Contrary to the general practice of focusing on either asset management issues or individual household finance, the conference will look at the pensions industry and pension reform from both angles, reflecting the crossover between the two.
Prestigious academics and policy makers will provide the keynote speeches, a selection of which will be available online after the event, and researchers will present their studies into all aspects of asset management for old age.
Who will give the academic keynotes?
Michael Haliassos, Professor of Macroeconomics and Finance at Goethe University Frankfurt, will give an overview of issues in household finance.
Russ Wermers, Professor of Finance, Smith School of Business, University of Maryland, will describe the landscape and issues in the pension industry in the States.
Who will give the policymaking keynotes?
Carmen Pagés-Serra, Chief of the Labour Markets and Social Security Unit, Inter-American Development Bank (IAD), USA, will give an assessment of pension reforms in Latin America.
Steve Webb, former Minister of State for Pensions 2010-2015, will explain how pension policy is really made.
Understanding the issues
Explaining the focus on institutional and individual investors, Professor Zalewska said: “Since the privatisation of the pension industry, when the Government is pushing for individuals to be responsible for starting saving and actively following their investment over a long period of time, it’s important to understand how the system works or what the issues are when it doesn’t work.”
“Saving for old age is a different perspective with long term commitments on both sides, and additional obstacles and hurdles to monitor it for both individuals and institutional investors.
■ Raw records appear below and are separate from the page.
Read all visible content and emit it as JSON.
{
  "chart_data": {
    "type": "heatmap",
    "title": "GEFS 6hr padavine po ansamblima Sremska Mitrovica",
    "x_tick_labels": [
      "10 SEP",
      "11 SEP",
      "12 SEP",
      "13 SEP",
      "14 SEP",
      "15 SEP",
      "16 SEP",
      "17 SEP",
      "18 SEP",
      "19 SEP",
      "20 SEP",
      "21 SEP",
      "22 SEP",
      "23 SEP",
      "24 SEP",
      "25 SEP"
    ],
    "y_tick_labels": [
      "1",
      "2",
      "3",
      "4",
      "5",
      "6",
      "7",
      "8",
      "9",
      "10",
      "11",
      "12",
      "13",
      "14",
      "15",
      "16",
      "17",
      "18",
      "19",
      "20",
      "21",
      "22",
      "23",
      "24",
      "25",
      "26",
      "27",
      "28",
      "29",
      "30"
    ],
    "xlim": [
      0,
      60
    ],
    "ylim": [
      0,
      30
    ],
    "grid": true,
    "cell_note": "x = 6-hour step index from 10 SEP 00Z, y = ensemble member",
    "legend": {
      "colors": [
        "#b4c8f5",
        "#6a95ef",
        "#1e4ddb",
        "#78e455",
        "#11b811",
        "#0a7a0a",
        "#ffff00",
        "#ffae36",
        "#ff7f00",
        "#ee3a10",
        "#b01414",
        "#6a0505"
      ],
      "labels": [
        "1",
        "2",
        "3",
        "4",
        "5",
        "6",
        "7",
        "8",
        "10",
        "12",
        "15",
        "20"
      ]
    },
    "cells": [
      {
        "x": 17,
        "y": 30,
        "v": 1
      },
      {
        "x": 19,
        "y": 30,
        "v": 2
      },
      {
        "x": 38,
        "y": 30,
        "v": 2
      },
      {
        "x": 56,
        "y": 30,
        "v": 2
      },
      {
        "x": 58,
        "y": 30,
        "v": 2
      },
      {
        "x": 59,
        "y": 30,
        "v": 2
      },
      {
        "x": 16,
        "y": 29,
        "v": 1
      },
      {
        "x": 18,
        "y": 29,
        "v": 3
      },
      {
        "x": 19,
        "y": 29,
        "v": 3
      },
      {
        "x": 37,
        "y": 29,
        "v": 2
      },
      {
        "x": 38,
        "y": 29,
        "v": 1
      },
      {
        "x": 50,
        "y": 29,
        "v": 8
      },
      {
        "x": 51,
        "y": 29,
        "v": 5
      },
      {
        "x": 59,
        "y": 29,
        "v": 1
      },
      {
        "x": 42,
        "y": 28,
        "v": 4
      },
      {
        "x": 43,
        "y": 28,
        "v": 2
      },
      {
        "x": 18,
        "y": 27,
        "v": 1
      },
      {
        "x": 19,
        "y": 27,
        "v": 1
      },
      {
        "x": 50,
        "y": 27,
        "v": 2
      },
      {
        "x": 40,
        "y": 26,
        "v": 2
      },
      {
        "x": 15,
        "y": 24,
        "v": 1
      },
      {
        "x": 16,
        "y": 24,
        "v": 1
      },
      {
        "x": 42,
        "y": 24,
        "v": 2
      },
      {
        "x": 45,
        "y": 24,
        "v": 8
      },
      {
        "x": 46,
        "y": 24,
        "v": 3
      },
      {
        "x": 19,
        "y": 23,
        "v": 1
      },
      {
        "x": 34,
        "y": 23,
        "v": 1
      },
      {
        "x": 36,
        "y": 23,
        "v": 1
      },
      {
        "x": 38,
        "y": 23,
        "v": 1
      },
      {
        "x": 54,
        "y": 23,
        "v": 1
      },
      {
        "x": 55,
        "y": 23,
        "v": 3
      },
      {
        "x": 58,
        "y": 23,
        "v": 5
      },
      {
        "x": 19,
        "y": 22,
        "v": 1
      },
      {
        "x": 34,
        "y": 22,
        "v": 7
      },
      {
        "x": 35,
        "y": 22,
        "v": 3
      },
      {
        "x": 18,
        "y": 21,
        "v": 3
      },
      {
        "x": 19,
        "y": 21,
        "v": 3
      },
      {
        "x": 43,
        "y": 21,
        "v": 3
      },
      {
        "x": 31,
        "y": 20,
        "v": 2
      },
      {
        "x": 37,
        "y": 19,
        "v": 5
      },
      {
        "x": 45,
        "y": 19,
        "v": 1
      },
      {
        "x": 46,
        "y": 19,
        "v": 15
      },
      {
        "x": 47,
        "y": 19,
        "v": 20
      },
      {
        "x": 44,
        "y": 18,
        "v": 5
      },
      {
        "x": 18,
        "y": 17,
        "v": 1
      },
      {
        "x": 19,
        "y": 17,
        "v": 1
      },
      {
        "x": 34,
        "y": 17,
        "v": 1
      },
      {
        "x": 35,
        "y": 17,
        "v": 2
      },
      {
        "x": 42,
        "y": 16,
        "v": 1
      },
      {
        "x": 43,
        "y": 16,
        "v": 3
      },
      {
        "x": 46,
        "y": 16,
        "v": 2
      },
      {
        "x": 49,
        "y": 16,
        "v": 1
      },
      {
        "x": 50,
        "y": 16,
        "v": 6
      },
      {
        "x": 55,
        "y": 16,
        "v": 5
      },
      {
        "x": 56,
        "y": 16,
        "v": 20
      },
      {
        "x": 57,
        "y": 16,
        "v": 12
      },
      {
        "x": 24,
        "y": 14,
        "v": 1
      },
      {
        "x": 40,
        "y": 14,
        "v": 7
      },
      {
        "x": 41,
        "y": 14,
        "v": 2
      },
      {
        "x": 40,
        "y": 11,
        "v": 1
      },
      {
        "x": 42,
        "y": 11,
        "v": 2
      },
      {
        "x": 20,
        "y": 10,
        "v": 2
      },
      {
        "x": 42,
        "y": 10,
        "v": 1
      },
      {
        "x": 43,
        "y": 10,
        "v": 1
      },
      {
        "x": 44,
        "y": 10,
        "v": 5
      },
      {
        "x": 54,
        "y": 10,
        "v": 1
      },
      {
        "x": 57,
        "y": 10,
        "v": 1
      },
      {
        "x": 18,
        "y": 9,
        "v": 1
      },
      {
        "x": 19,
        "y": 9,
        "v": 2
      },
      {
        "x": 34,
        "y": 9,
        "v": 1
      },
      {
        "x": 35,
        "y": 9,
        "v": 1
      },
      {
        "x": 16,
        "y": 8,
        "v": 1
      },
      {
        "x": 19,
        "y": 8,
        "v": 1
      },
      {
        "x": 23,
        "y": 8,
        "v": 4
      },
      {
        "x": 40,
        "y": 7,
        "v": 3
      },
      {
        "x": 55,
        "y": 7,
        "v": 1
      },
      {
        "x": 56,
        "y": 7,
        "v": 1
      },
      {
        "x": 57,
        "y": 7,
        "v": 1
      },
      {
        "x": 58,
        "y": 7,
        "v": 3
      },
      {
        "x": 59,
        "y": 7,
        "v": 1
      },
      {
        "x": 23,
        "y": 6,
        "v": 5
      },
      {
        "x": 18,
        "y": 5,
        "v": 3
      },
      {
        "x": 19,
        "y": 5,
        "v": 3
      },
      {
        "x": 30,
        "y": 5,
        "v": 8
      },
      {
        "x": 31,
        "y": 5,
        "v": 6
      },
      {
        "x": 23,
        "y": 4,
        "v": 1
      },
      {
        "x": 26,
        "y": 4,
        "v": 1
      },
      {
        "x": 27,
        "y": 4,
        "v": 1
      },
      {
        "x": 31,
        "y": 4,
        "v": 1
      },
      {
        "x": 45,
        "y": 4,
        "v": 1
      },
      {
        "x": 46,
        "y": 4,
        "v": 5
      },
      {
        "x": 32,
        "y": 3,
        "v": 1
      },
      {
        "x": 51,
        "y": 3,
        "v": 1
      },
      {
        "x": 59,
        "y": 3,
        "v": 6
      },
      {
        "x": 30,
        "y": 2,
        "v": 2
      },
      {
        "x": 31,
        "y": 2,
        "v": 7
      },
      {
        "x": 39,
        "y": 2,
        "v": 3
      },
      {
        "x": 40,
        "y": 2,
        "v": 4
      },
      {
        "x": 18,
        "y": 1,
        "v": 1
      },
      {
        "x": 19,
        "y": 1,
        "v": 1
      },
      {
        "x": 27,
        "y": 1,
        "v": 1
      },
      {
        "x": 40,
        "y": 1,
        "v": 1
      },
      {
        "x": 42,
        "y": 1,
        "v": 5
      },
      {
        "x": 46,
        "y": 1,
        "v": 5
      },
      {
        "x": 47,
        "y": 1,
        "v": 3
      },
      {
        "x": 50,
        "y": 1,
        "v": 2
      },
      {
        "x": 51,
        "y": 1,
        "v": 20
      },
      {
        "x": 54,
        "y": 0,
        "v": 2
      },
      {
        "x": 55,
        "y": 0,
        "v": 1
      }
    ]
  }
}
Can individuals practically monitor their money on a regular basis for, say, thirty years, and even if they can, what can they do, given that they don’t have free flow to change providers without cost.
“On the institutional level there are policy and market considerations and also issues of monitoring their own performance. Managers are appointed on a short term basis, so the question is how to structure incentives and make them responsible for the performance of a long term fund.”
A special issue of the Journal of Banking & Finance on the conference theme will be published under the Editorship of Professors Steven Ongena and Ania Zalewska.